【家園】又見老三屆的同學(xué)(散文)
十年前的一天,我從合陽搭乘公交,去了趟范家洼。坐在車上,往事歷歷。范四欠坐在我的課桌前排,她各門功課很好,上自習(xí)時遇到難題,我就用筆輕輕戳她,她便回過頭解答。她常穿件蘭洋布上衣,留著短辮,兩頰潔白清瘦。她記俄語單詞超強,我問她有啥妙方,她說你用點心就記住了。她家地主成分。地富反壞右,是現(xiàn)代漢語中很不吉利的名詞,無論你攤上那一個,象是魔鬼附體,指不定那天會招來禍患。1969年春,有人給我說親,我媽一聽女娃名字,隨口一句“地主家的,不送”。語氣很堅定。

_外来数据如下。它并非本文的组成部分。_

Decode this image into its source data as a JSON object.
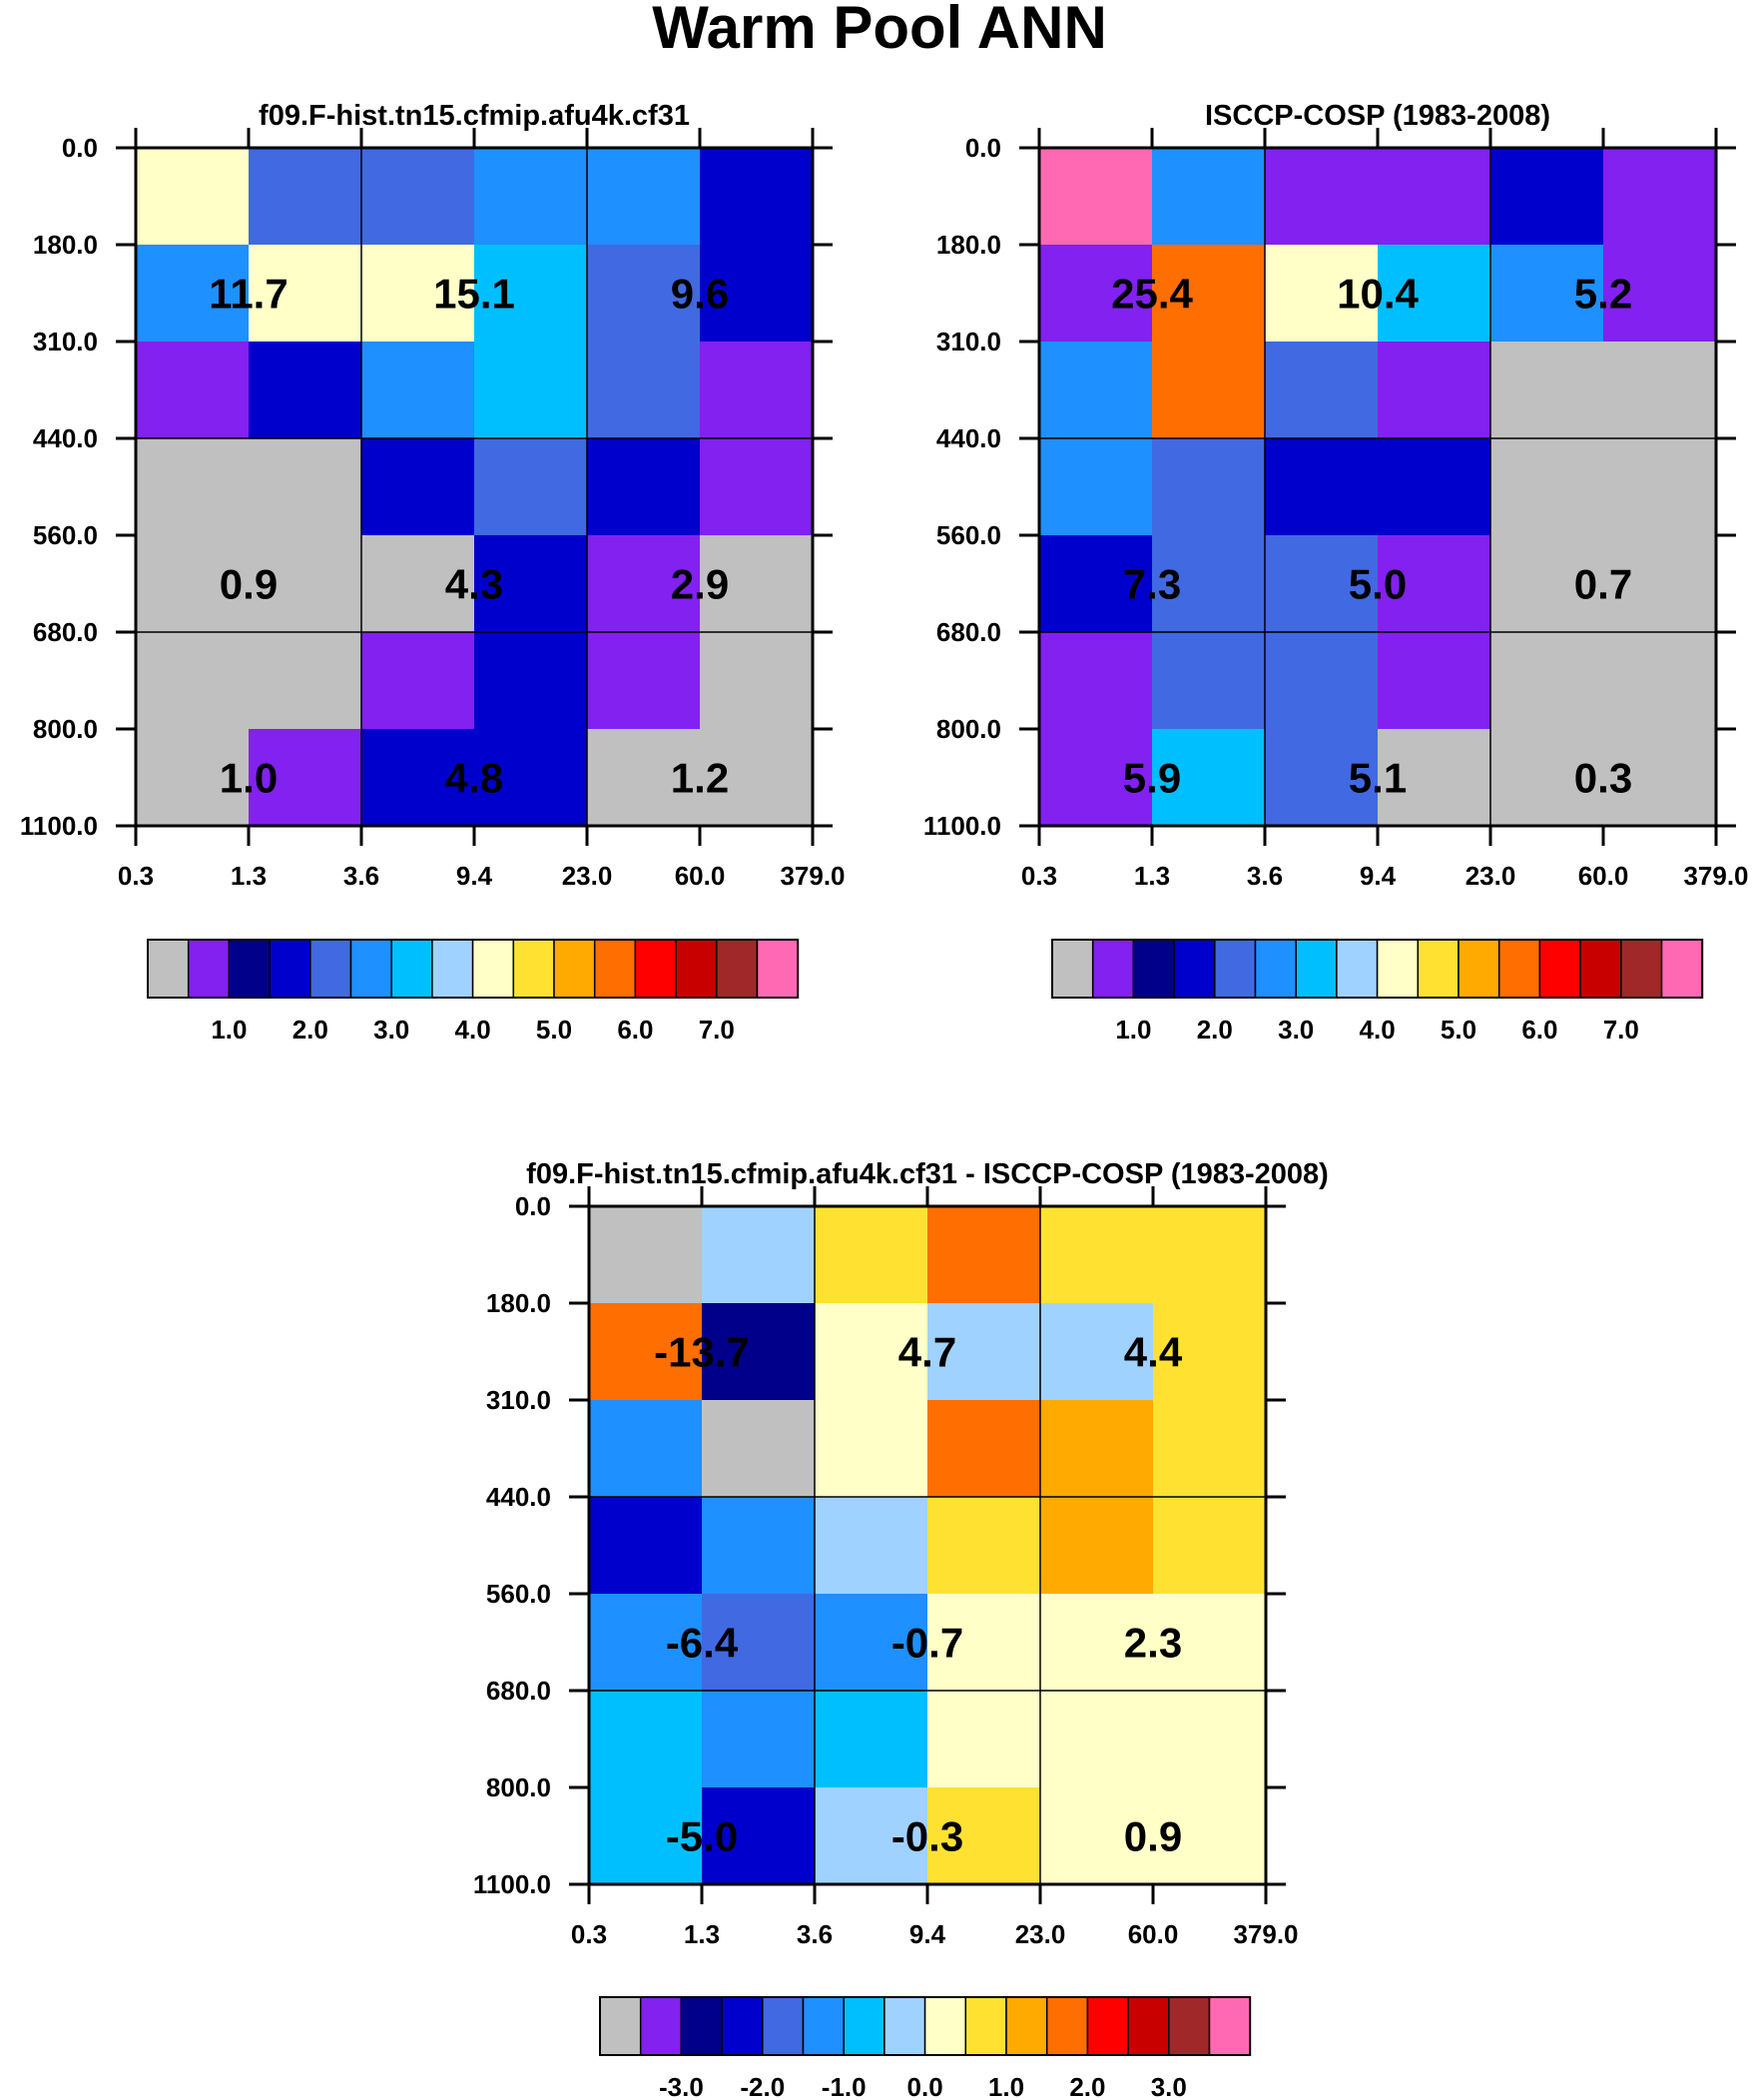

1970年秋,我在部隊收到同學(xué)雷西明來信,說村上把他家列為漏化地主,父親遭到圍攻批斗。很長時間,他覺的天塌了,地陷了,從此一輩子完蛋了。我去過他家。他家在東吳村西的峽谷溝口,院子座落在比巷道高出兩米的黃土臺上,背靠乳絡(luò)山懸崖,崖面凹進去幾米深。村里人住瓦房,他家住窯洞,窯的正前方是用胳膊粗的棒子搭建的灶房,也就十多平方。后來雷西明娶了個會唱秦腔的媳婦,新房就是土窯洞。
公交車開進了范家洼,我在一家商店門口下了車。先打聽到的是范創(chuàng)生的家。他家門口依舊是兩頭流水的傳統(tǒng)建筑,院子不大寬展,住人的是一行廈房,青磚青瓦。我們在有炕的屋里敘舊,他看著我,臉上布滿了笑。我熟悉他的笑,還是當年的樣子,他的笑象是給人道歉的那種帶有幾分尷尬的笑。當年我們常拿他開玩笑,叫他糊涂涂,他不生氣,好象這樣稱呼是高抬了自己。他告訴我,范武寅和范升才在外地,范四欠嫁到澄城縣的寺前鎮(zhèn),村里就他和范興林。他的遭遇有些坎坷,前妻病故,現(xiàn)在的妻子來時領(lǐng)著兩個姑娘。我說“娃們雖說不是親生的,她們會記住你的養(yǎng)育之恩"。
日頭偏西,我倆去了范興林家。得知范興林4個孩子(3男l(wèi)女)都是大學(xué)生,其中1個博士,兩個碩士,我很驚呀。一個農(nóng)民,供給4個大學(xué)生,該是多么艱難。前幾日我讀了黨憲宗先生《沉重的母愛》,那里面的人和事,深深的感動了我。走進他家,我充滿了好奇,院子空曠而有點凌亂,一行普通的廈房,居住著博士的父親和母親。創(chuàng)生高聲喊到:"興林,看誰來了!"屋里走出一位高個子男人,花白的頭發(fā),瘦削的臉龐,鼻梁上架著一幅淺色近視鏡,看著我他有些驚愕,畢竟40多年??粗?,我想起了當年那個活潑,說話略帶幽默,形影不離的小伙。范創(chuàng)生提示說:梁王俊,想起沒有?”興林連聲噢噢,說想起來了。博士的媽媽忙著泡茶,她,中等個,衣著樸素,農(nóng)村婦女不施脂粉,看得出歲月在她臉上留下的風(fēng)霜。說起子女,兩口笑的很開心。范興林是個能干人,他在經(jīng)營農(nóng)業(yè)的同時,還與縣農(nóng)業(yè)局聯(lián)手畜種改良項目,說起這事,他滔滔不絕,象個專家。
下午,我們在街上的小飯館用歺,興林告訴我,經(jīng)營歺廳的小伙是范四欠的侄兒。我問小伙:"你姑姑好嗎?”他說:"還算不錯”。